ADD REPLY • link 10.8 years ago by Istvan Albert 101k

score 4 · Answer 2 · 2014-01-20

The best way to gauge the needs of the researchers would be to arrange a meeting with some of the most active groups and have them explain their needs/uses of the cluster. We did this about a year ago at my university and the Sys Admin and IT staff said it was immensely helpful. That will give the researchers a chance to learn some different approaches to using the cluster more efficiently, and it will help someone in your position to find out where money should be spent on infrastructure.

Bioinformatics is so vast I don't think it's easy to give advice on what to learn without knowing the intended applications. The type of research and also the computational skill level will determine what is needed in terms of support. I can tell you that bioinformatics involves a lot of scripting, so being proficient in a scripting language is a benefit. The most helpful thing I can offer is to be aware of what tools are available (e.g., there is a bioinformatics software list by category at SEQanswers). A common pitfall I see of people from different fields is trying to tackle every problem with a custom approach when tools already exist for the job.

score 2 · Answer 3 · 2014-01-20

2

Entering edit mode

10.8 years ago

Istvan Albert 101k

I would also look for review papers that summarize a technology or those that have introduced popular tools. Those always have a lot of data that you can use to familiarize yourself with the process.

ADD COMMENT • link 10.8 years ago by Istvan Albert 101k

score 2 · Answer 4 · 2014-01-21

Nothing will be better than taking time to talk to potential users as different fields have different requirements. To highlight this point:

Cryo-electron microscopy benefits for fast GPU-boxes
De-novo assembly of deep sequencing data (e.g. using the Velvet program) requires a server with lots of RAM. (A group here uses a server with 1TB of memory for some more difficult genomes)
Population variant analysis can benefit from a larger clusters (e.g. The GATK pipeline from the BROAD institute)
Deep-sequencing in general can generate a lot of data, some of which can be compressed and intermediate files removed. Managing these files cost efficiently and sanely in a HPC environment is extremely useful.
Mass-spec analysis still uses a lot of commercial software that is pay-by-processor, which can be cost crippling if not installed on a VM
Balance between the latest tool and stability: some users need reproducible results, some need the latest tool or library installed, all (should) require that provenance metadata from the programs and libraries are stored.

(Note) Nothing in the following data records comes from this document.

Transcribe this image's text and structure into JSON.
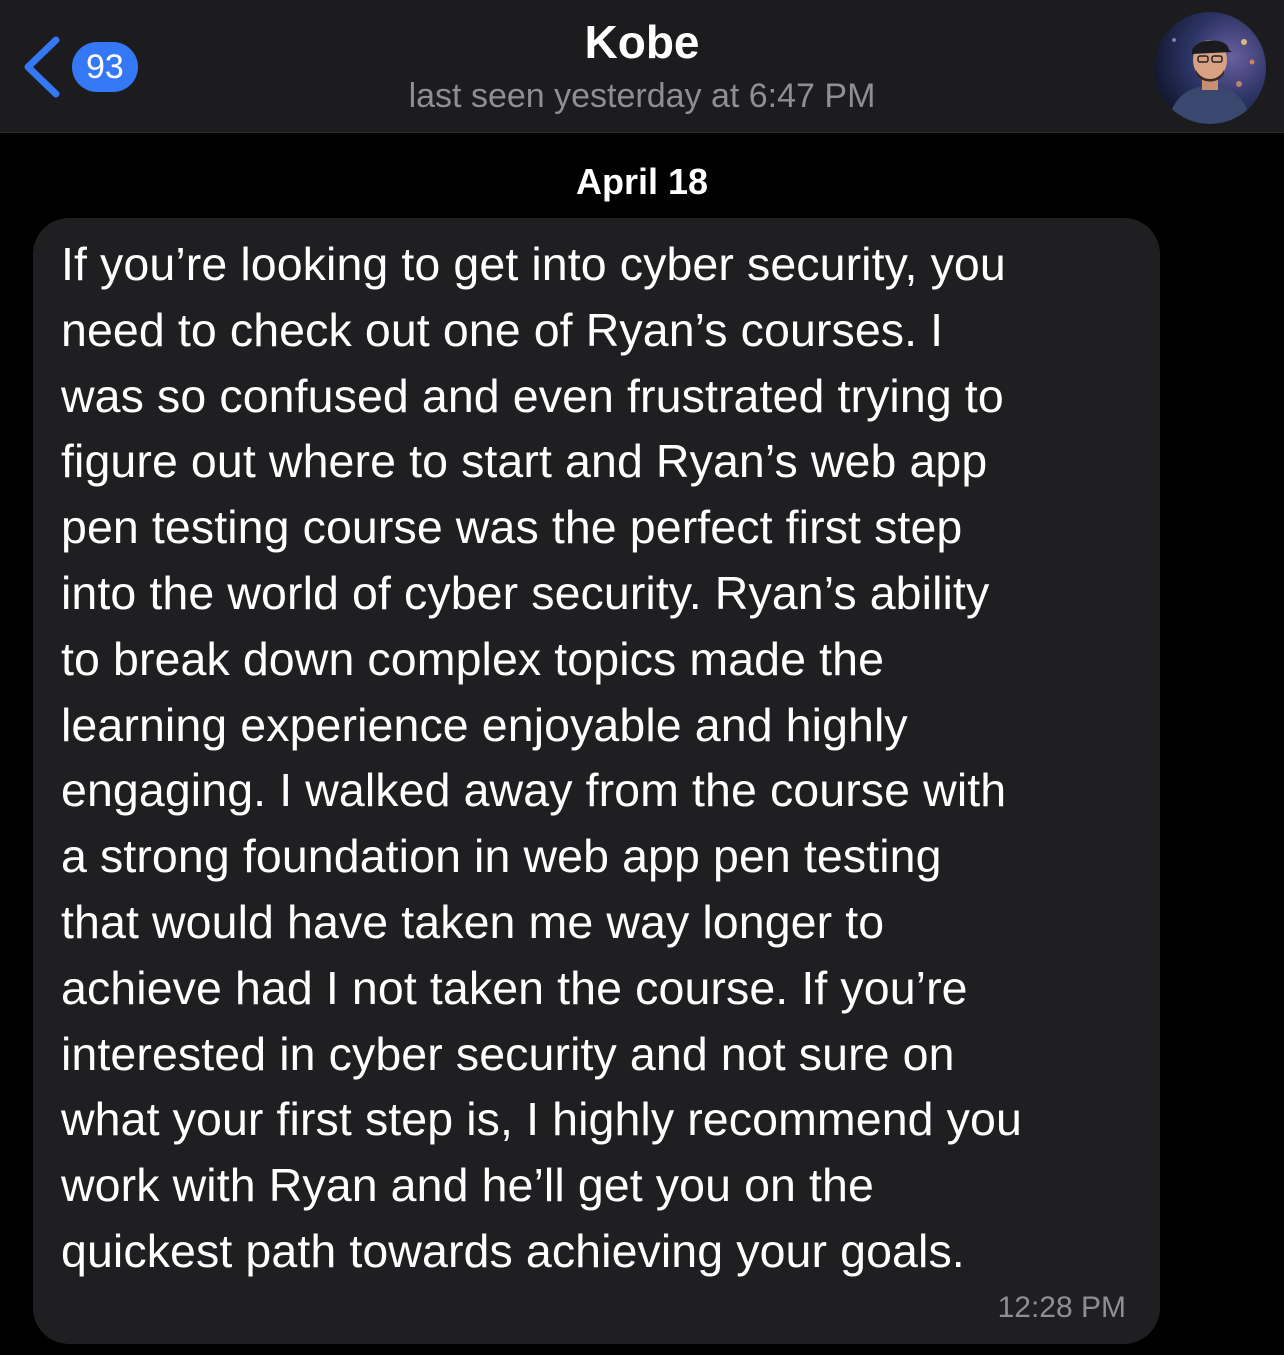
{
  "header": {
    "back_badge": "93",
    "contact_name": "Kobe",
    "contact_status": "last seen yesterday at 6:47 PM",
    "avatar_icon": "profile-photo",
    "back_icon": "chevron-left-icon"
  },
  "chat": {
    "date_divider": "April 18",
    "messages": [
      {
        "text": "If you’re looking to get into cyber security, you\nneed to check out one of Ryan’s courses. I\nwas so confused and even frustrated trying to\nfigure out where to start and Ryan’s web app\npen testing course was the perfect first step\ninto the world of cyber security. Ryan’s ability\nto break down complex topics made the\nlearning experience enjoyable and highly\nengaging. I walked away from the course with\na strong foundation in web app pen testing\nthat would have taken me way longer to\nachieve had I not taken the course. If you’re\ninterested in cyber security and not sure on\nwhat your first step is, I highly recommend you\nwork with Ryan and he’ll get you on the\nquickest path towards achieving your goals.",
        "time": "12:28 PM"
      }
    ]
  },
  "colors": {
    "accent": "#3478f6",
    "header_bg": "#1c1c1e",
    "bubble_bg": "#1f1f21",
    "secondary_text": "#8e8e93",
    "background": "#000000"
  }
}
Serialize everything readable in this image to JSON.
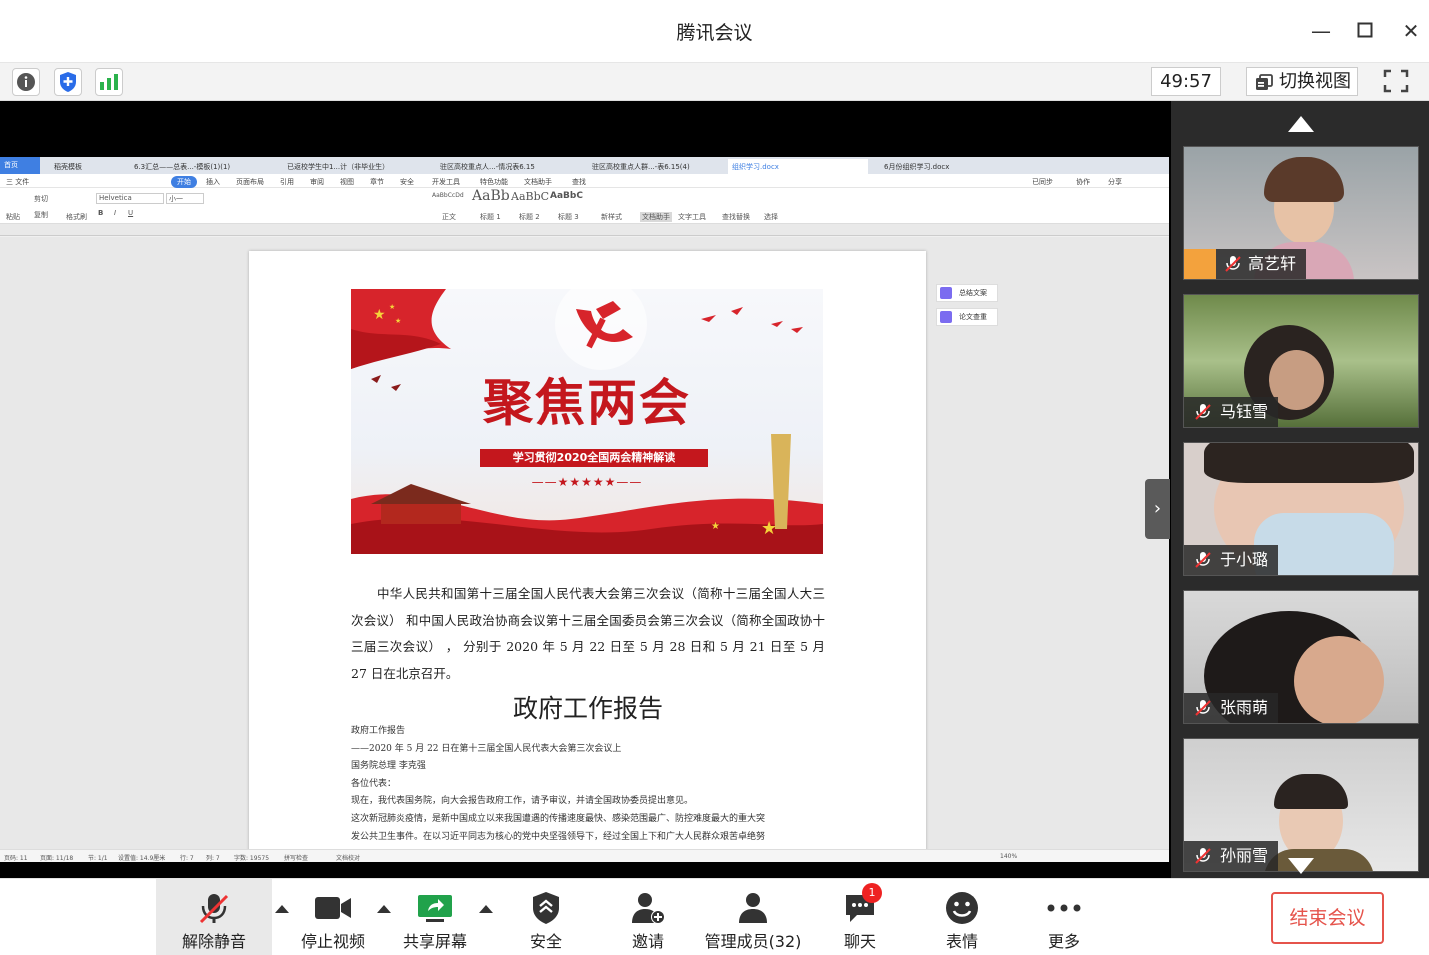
{
  "app": {
    "title": "腾讯会议"
  },
  "toolbar": {
    "timer": "49:57",
    "switch_view": "切换视图"
  },
  "doc": {
    "tabs": [
      "首页",
      "稻壳模板",
      "6.3汇总——总表...-模板(1)(1)",
      "已返校学生中1...计（非毕业生）",
      "驻区高校重点人...-情况表6.15",
      "驻区高校重点人群...-表6.15(4)",
      "组织学习.docx",
      "6月份组织学习.docx"
    ],
    "menu": [
      "三 文件",
      "开始",
      "插入",
      "页面布局",
      "引用",
      "审阅",
      "视图",
      "章节",
      "安全",
      "开发工具",
      "特色功能",
      "文档助手",
      "查找"
    ],
    "menu_right": [
      "已同步",
      "协作",
      "分享"
    ],
    "font_name": "Helvetica",
    "font_size": "小一",
    "styles": [
      "AaBbCcDd",
      "AaBb",
      "AaBbC",
      "AaBbC"
    ],
    "style_names": [
      "正文",
      "标题 1",
      "标题 2",
      "标题 3"
    ],
    "ribbon_left": [
      "粘贴",
      "剪切",
      "复制",
      "格式刷"
    ],
    "ribbon_right": [
      "新样式",
      "文档助手",
      "文字工具",
      "查找替换",
      "选择"
    ],
    "side_tools": [
      "总结文案",
      "论文查重"
    ],
    "banner": {
      "headline": "聚焦两会",
      "sub": "学习贯彻2020全国两会精神解读",
      "stars": "——★★★★★——"
    },
    "paragraph": "中华人民共和国第十三届全国人民代表大会第三次会议（简称十三届全国人大三次会议） 和中国人民政治协商会议第十三届全国委员会第三次会议（简称全国政协十三届三次会议） ， 分别于 2020 年 5 月 22 日至 5 月 28 日和 5 月 21 日至 5 月 27 日在北京召开。",
    "heading": "政府工作报告",
    "lines": [
      "政府工作报告",
      "——2020 年 5 月 22 日在第十三届全国人民代表大会第三次会议上",
      "国务院总理 李克强",
      "各位代表：",
      "现在，我代表国务院，向大会报告政府工作，请予审议，并请全国政协委员提出意见。",
      "这次新冠肺炎疫情，是新中国成立以来我国遭遇的传播速度最快、感染范围最广、防控难度最大的重大突",
      "发公共卫生事件。在以习近平同志为核心的党中央坚强领导下，经过全国上下和广大人民群众艰苦卓绝努"
    ],
    "status": {
      "page_num": "页码: 11",
      "pages": "页面: 11/18",
      "section": "节: 1/1",
      "setting": "设置值: 14.9厘米",
      "row": "行: 7",
      "col": "列: 7",
      "words": "字数: 19575",
      "spell": "拼写检查",
      "proof": "文档校对",
      "zoom": "140%"
    }
  },
  "participants": [
    {
      "name": "高艺轩"
    },
    {
      "name": "马钰雪"
    },
    {
      "name": "于小璐"
    },
    {
      "name": "张雨萌"
    },
    {
      "name": "孙丽雪"
    }
  ],
  "bottom": {
    "mute": "解除静音",
    "video": "停止视频",
    "share": "共享屏幕",
    "security": "安全",
    "invite": "邀请",
    "members": "管理成员(32)",
    "chat": "聊天",
    "chat_badge": "1",
    "emoji": "表情",
    "more": "更多",
    "end": "结束会议"
  },
  "colors": {
    "accent": "#3f7fe2",
    "party_red": "#c4171d",
    "end_red": "#e5534b"
  }
}
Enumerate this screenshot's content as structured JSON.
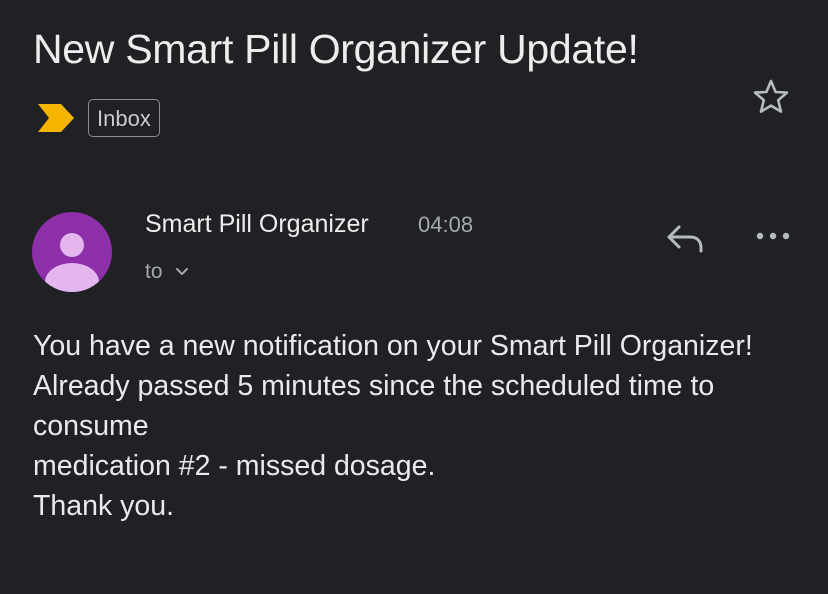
{
  "email": {
    "subject": "New Smart Pill Organizer Update!",
    "label": "Inbox",
    "sender_name": "Smart Pill Organizer",
    "time": "04:08",
    "recipient_prefix": "to",
    "body_lines": [
      "You have a new notification on your Smart Pill Organizer!",
      "Already passed 5 minutes since the scheduled time to consume",
      "medication #2 - missed dosage.",
      "Thank you."
    ]
  },
  "icons": {
    "importance": "importance-marker-icon",
    "star": "star-icon",
    "avatar": "person-avatar-icon",
    "recipient_expand": "chevron-down-icon",
    "reply": "reply-icon",
    "more": "more-horizontal-icon"
  },
  "colors": {
    "background": "#202124",
    "importance_marker": "#f5b400",
    "avatar_background": "#8c2fa9",
    "avatar_figure": "#e3b6ef",
    "primary_text": "#e8eaed",
    "secondary_text": "#a5a8ad"
  }
}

Once you know what is needed, I would then familiarise yourself with some of the key tools and repositories. Details of some I have not yet mentioned are in the OBF and I would also look at Bioconductor, myExperiment and Galaxy

Ram · Answer 5 · 2014-04-09

2

Entering edit mode

10.6 years ago

Drio ▴ 920

I found this book particularly useful when I started to work with genomic datasets. It helped me to get my head around the biology, which in the end I think is what matters the most.

http://cl.ly/image/0C3v2g093m0d/download/999703.jpg

http://www.larrygonick.com/wp-content/uploads/2011/12/Genetics2.jpgmd5-d85084c6f7fad3d5ed41a4cb7ddfa2e3

ADD COMMENT • link updated 4.9 years ago by Ram 44k • written 10.6 years ago by Drio ▴ 920

score 1 · Answer 6 · 2014-01-20

For NGS, the Broad Institute has a lot of information on their GATK pipeline which is applicable to most NGS pipelines.

And the videos from the Workshop are great.

These resources are the first place I send people interested in NGS and will give you a good idea of what the researchers are trying to do.

score 1 · Answer 7 · 2014-01-21

It would certainly help if researchers could communicate to you their research hypothesis and what is the quantitative result they are looking for -- a table, or some number. Knowing this goal, not only helps to plan a sequence of steps that will get you there, but greatly contributes to your motivation and understanding of the "bigger picture". In turn, knowing the sequence of steps and tools chain, together with a researcher you will be able to assess the risks - i.e. potential biases tools can introduce and so on - which is also important.